Libreville, le 5 novembre 2025 – (Dépêches 241). Au lendemain de la chute du régime Bongo-Valentin, le peuple gabonais nourrissait l’espoir d’une véritable refondation institutionnelle, notamment dans le domaine de la justice. Cette dernière, censée incarner la colonne vertébrale de l’État de droit, devait se libérer du joug politique pour redevenir un instrument de protection des citoyens. Mais à peine quelques mois après la transition, le constat est sans appel : loin de s’émanciper, l’institution judiciaire semble s’enfoncer davantage dans la soumission, reproduisant fidèlement les dérives de la IVᵉ République.
Le serment du chef de l’État, prononcé le 3 mai 2025, avait pourtant ravivé les attentes. Jurant de défendre le peuple et d’assurer la justice pour tous, le président de la République plaçait la restauration de la confiance institutionnelle au cœur de son mandat. Mais ces engagements solennels n’auront été qu’un mirage. La réalité du pouvoir, marquée par l’ingérence politique dans les affaires judiciaires, démontre que la promesse d’une justice libre et indépendante n’a pas survécu à l’épreuve des faits.
Depuis la fin du règne d’Ali Bongo, la justice gabonaise a sombré dans une crise morale et institutionnelle profonde. Les affaires judiciaires, loin d’être tranchées selon les textes, obéissent désormais à des injonctions venues d’en haut. L’appareil judiciaire, au lieu d’être le dernier rempart contre l’arbitraire, s’est transformé en un instrument de règlement de comptes politiques. Loin de protéger les citoyens, il sert à intimider, à neutraliser et à manipuler l’opinion.

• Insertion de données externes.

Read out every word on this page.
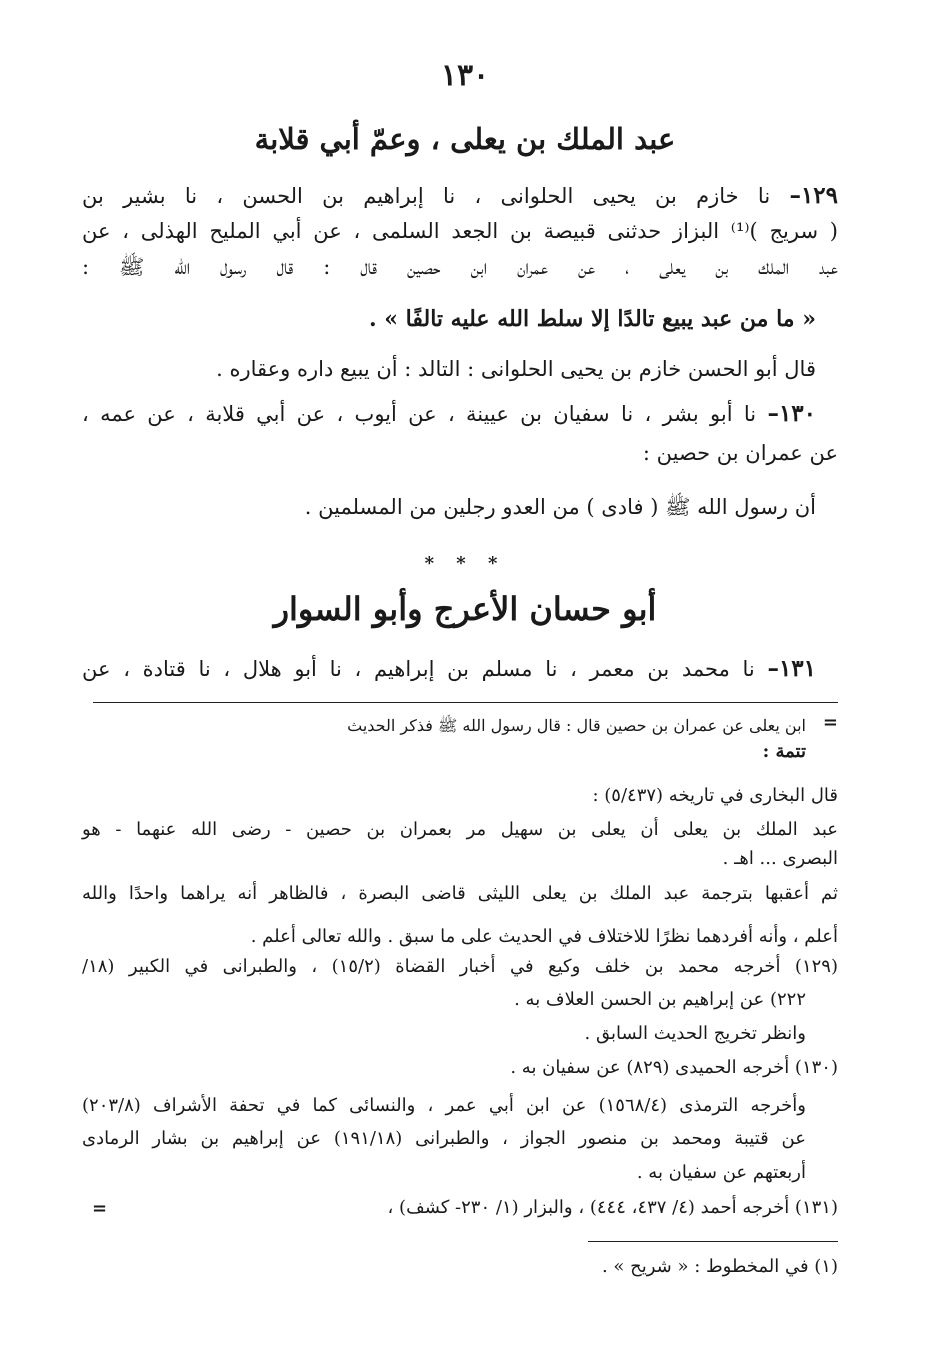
١٣٠
عبد الملك بن يعلى ، وعمّ أبي قلابة
١٢٩– نا خازم بن يحيى الحلوانى ، نا إبراهيم بن الحسن ، نا بشير بن
( سريج )⁽¹⁾ البزاز حدثنى قبيصة بن الجعد السلمى ، عن أبي المليح الهذلى ، عن
عبد الملك بن يعلى ، عن عمران ابن حصين قال : قال رسول الله ﷺ :
« ما من عبد يبيع تالدًا إلا سلط الله عليه تالفًا » .
قال أبو الحسن خازم بن يحيى الحلوانى : التالد : أن يبيع داره وعقاره .
١٣٠– نا أبو بشر ، نا سفيان بن عيينة ، عن أيوب ، عن أبي قلابة ، عن عمه ،
عن عمران بن حصين :
أن رسول الله ﷺ ( فادى ) من العدو رجلين من المسلمين .
* * *
أبو حسان الأعرج وأبو السوار
١٣١– نا محمد بن معمر ، نا مسلم بن إبراهيم ، نا أبو هلال ، نا قتادة ، عن
=
ابن يعلى عن عمران بن حصين قال : قال رسول الله ﷺ فذكر الحديث
تتمة :
قال البخارى في تاريخه (٥/٤٣٧) :
عبد الملك بن يعلى أن يعلى بن سهيل مر بعمران بن حصين - رضى الله عنهما - هو
البصرى ... اهـ .
ثم أعقبها بترجمة عبد الملك بن يعلى الليثى قاضى البصرة ، فالظاهر أنه يراهما واحدًا والله
أعلم ، وأنه أفردهما نظرًا للاختلاف في الحديث على ما سبق . والله تعالى أعلم .
(١٢٩) أخرجه محمد بن خلف وكيع في أخبار القضاة (١٥/٢) ، والطبرانى في الكبير (١٨/
٢٢٢) عن إبراهيم بن الحسن العلاف به .
وانظر تخريج الحديث السابق .
(١٣٠) أخرجه الحميدى (٨٢٩) عن سفيان به .
وأخرجه الترمذى (١٥٦٨/٤) عن ابن أبي عمر ، والنسائى كما في تحفة الأشراف (٢٠٣/٨)
عن قتيبة ومحمد بن منصور الجواز ، والطبرانى (١٩١/١٨) عن إبراهيم بن بشار الرمادى
أربعتهم عن سفيان به .
(١٣١) أخرجه أحمد (٤/ ٤٣٧، ٤٤٤) ، والبزار (١/ ٢٣٠- كشف) ،
=
(١) في المخطوط : « شريح » .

LIRE AUSSI: Gabon: même en Ve République, la justice gabonaise, otage éternelle du pouvoir politique
La vidéo devenue virale sur les réseaux sociaux, montrant de hauts magistrats au domicile de l’ancien chef de l’État pour parapher un document aux allures de transaction douteuse, a fini de convaincre les plus sceptiques. Les images d’une telle compromission, où se mêlent extorsion, chantage et concussion, ont révélé la profondeur du mal. Cette scène surréaliste illustre la déchéance d’une institution qui, au lieu de garantir la justice, s’adonne désormais à des pratiques indignes, rappelant les heures les plus sombres du régime déchu.
Quand la justice plie l’échine face au pouvoir politique, symbole d’une république qui s’effondre
Ce qui a fait dire à Landry Abaga, président du Syndicat national des magistrats du Gabon (SYNAMAG), que cette vidéo est une véritable radiographie de la décadence judiciaire. Selon ce dernier, « cette vidéo à elle seule révèle au peuple gabonais l’origine des maux de notre justice ainsi que le visage éhonté du ver qui est dans la pomme », a-t-il dénoncé. Ses propos traduisent l’indignation d’une partie de la magistrature consciente de l’ampleur du discrédit qui frappe désormais toute l’institution.
Landry Abaga ne s’est pas arrêté là, car pour lui : « Les fondements de notre République ont été honnis, l’honneur et la dignité de tout un peuple écorchés », a-t-il martelé. Cette déclaration, d’une rare gravité, met en lumière une réalité structurelle : la justice gabonaise ne souffre pas seulement d’une crise de moyens, mais surtout d’une crise d’hommes. L’incompétence, la corruption et l’absence de probité sabotent les fondements mêmes de la République. Pourtant, malgré ce sombre tableau, une lueur d’espoir subsiste. « Nous pouvons proposer un meilleur tableau de notre justice. Il suffit de choisir les bons hommes pour la représenter », a conclu Abaga.
Cette conviction invite à une refondation morale et institutionnelle profonde. Car la restauration de la justice ne se décrète pas : elle se bâtit sur la probité, la compétence et le courage de dire non à l’injustice. Tant que les hommes justes n’occuperont pas les places qui leur reviennent, la justice gabonaise demeurera le théâtre d’une tragédie nationale, où le droit plie sous le poids du pouvoir.